Now, researchers at the Imperial College London have used AI to mask the emotional cues in users' voices when they're speaking to internet-connected voice assistants. The idea is to put a "layer" between the user and the cloud their data is uploaded to by automatically converting emotional speech into "normal" speech. They recently published their paper "Emotionless: Privacy-Preserving Speech Analysis for Voice Assistants" on the arXiv preprint server.
Our voices can reveal our confidence and stress levels, physical condition, age, gender, and personal traits. This isn't lost on smart speaker makers, and companies such as Amazon are always working to improve the emotion-detecting abilities of AI.
An accurate emotion-detecting AI could pin down people's "personal preferences, and emotional states," said lead researcher Ranya Aloufi, "and may therefore significantly compromise their privacy."
Their method for masking emotion involves collecting speech, analyzing it, and extracting emotional features from the raw signal. Next, an AI program trains on this signal and replaces the emotional indicators in speech, flattening them. Finally, a voice synthesizer re-generates the normalized speech using the AIs outputs, which gets sent to the cloud. The researchers say that this method reduced emotional identification by 96 percent in an experiment, although speech recognition accuracy decreased, with a word error rate of 35 percent.
Understanding emotion is an important part of making a machine seem human, a longtime goal of many AI companies and futurists. Speech Emotion Recognition (SER), as a field, has been around since the late 90s, and is a lot older than the artificially-intelligent speech recognition systems running on Alexa, Siri, or Google Home devices. But emotionality has become a serious goal for AI speech engineers in recent years.

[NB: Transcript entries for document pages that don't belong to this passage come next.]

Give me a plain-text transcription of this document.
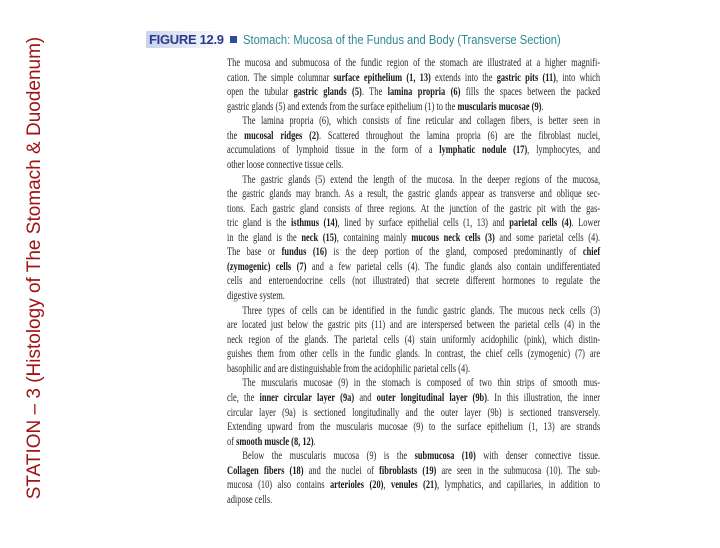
STATION – 3 (Histology of The Stomach & Duodenum)	FIGURE 12.9	Stomach: Mucosa of the Fundus and Body (Transverse Section)
The mucosa and submucosa of the fundic region of the stomach are illustrated at a higher magnifi-
cation. The simple columnar surface epithelium (1, 13) extends into the gastric pits (11), into which
open the tubular gastric glands (5). The lamina propria (6) fills the spaces between the packed
gastric glands (5) and extends from the surface epithelium (1) to the muscularis mucosae (9).
The lamina propria (6), which consists of fine reticular and collagen fibers, is better seen in
the mucosal ridges (2). Scattered throughout the lamina propria (6) are the fibroblast nuclei,
accumulations of lymphoid tissue in the form of a lymphatic nodule (17), lymphocytes, and
other loose connective tissue cells.
The gastric glands (5) extend the length of the mucosa. In the deeper regions of the mucosa,
the gastric glands may branch. As a result, the gastric glands appear as transverse and oblique sec-
tions. Each gastric gland consists of three regions. At the junction of the gastric pit with the gas-
tric gland is the isthmus (14), lined by surface epithelial cells (1, 13) and parietal cells (4). Lower
in the gland is the neck (15), containing mainly mucous neck cells (3) and some parietal cells (4).
The base or fundus (16) is the deep portion of the gland, composed predominantly of chief
(zymogenic) cells (7) and a few parietal cells (4). The fundic glands also contain undifferentiated
cells and enteroendocrine cells (not illustrated) that secrete different hormones to regulate the
digestive system.
Three types of cells can be identified in the fundic gastric glands. The mucous neck cells (3)
are located just below the gastric pits (11) and are interspersed between the parietal cells (4) in the
neck region of the glands. The parietal cells (4) stain uniformly acidophilic (pink), which distin-
guishes them from other cells in the fundic glands. In contrast, the chief cells (zymogenic) (7) are
basophilic and are distinguishable from the acidophilic parietal cells (4).
The muscularis mucosae (9) in the stomach is composed of two thin strips of smooth mus-
cle, the inner circular layer (9a) and outer longitudinal layer (9b). In this illustration, the inner
circular layer (9a) is sectioned longitudinally and the outer layer (9b) is sectioned transversely.
Extending upward from the muscularis mucosae (9) to the surface epithelium (1, 13) are strands
of smooth muscle (8, 12).
Below the muscularis mucosa (9) is the submucosa (10) with denser connective tissue.
Collagen fibers (18) and the nuclei of fibroblasts (19) are seen in the submucosa (10). The sub-
mucosa (10) also contains arterioles (20), venules (21), lymphatics, and capillaries, in addition to
adipose cells.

Last year, Huawei announced that it was working on AI that detected emotions, to put in its hugely-popular voice assistance programs. “We think that, in the future, all our end users wish [that] they can interact with the system in the emotional mode,” Felix Zhang, vice president of software engineering at Huawei, told CNBC. “This is the direction we see in the long run.”

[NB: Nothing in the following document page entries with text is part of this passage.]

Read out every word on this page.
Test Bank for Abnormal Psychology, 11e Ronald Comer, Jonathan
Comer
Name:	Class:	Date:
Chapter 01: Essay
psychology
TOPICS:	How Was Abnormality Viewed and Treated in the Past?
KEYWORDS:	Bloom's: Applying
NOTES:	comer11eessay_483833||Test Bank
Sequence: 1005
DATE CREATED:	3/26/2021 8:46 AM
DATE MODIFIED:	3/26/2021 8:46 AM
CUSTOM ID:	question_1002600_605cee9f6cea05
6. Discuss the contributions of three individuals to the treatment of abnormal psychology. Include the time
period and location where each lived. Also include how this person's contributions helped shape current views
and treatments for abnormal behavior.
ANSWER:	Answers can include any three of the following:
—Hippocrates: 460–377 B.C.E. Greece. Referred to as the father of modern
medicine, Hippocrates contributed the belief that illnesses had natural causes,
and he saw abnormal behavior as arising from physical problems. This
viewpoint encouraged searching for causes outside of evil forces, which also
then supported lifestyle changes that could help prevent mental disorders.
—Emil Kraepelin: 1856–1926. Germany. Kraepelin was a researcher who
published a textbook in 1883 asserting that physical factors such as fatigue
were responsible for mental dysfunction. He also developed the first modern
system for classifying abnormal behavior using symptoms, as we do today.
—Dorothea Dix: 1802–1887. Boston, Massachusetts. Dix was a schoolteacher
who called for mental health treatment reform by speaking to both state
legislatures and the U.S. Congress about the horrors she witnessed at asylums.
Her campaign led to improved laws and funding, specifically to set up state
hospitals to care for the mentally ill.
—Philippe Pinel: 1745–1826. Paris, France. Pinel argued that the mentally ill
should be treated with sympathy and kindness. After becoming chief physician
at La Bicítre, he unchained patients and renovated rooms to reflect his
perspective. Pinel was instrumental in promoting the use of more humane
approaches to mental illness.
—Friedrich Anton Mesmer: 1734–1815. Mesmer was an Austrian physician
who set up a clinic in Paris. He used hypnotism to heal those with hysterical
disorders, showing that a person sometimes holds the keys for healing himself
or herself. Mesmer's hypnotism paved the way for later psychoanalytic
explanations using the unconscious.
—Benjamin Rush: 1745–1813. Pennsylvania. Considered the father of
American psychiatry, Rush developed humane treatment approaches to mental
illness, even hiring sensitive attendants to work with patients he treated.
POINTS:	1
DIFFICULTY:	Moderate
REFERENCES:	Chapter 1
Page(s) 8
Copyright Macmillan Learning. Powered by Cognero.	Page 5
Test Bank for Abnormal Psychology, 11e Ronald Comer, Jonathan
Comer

And in May, Alexa speech engineers unveiled research on using adversarial networks to discern emotion in Amazon's home voice assistants. Emotion, they wrote, "can aid in health monitoring; it can make conversational-AI systems more engaging; and it can provide implicit customer feedback that could help voice agents like Alexa learn from their mistakes."
These companies are also hoping to use this highly sensitive data to sell you more specifically-targeted advertisements.
Amazon's 2017 patent for emotional speech recognition uses illness as an example: "physical conditions such as sore throats and coughs may be determined based at least in part on a voice input from the user, and emotional conditions such as an excited emotional state or a sad emotional state may be determined based at least in part on voice input from a user," the patent says. "A cough or sniffle, or crying, may indicate that the user has a specific physical or emotional abnormality."
A virtual assistant such as Alexa would then use these cues—combined with your browsing and purchase history, according to the patent—to offer you hyper-specific advertisements for medications or other products.
Unless smart home devices like Alexa or Google Home integrate more privacy protections, there's not much consumers can do to protect themselves against this use of their data, Aloufi said.
"Users should be informed and given awareness on the ways in which these systems will use and analyse their recording so they are able to make informed choices about the placement of these devices in their households, or their interaction with these devices," she said. "There is a dire need to apply these [privacy-protecting] technologies to protect the users’ and their emotional state."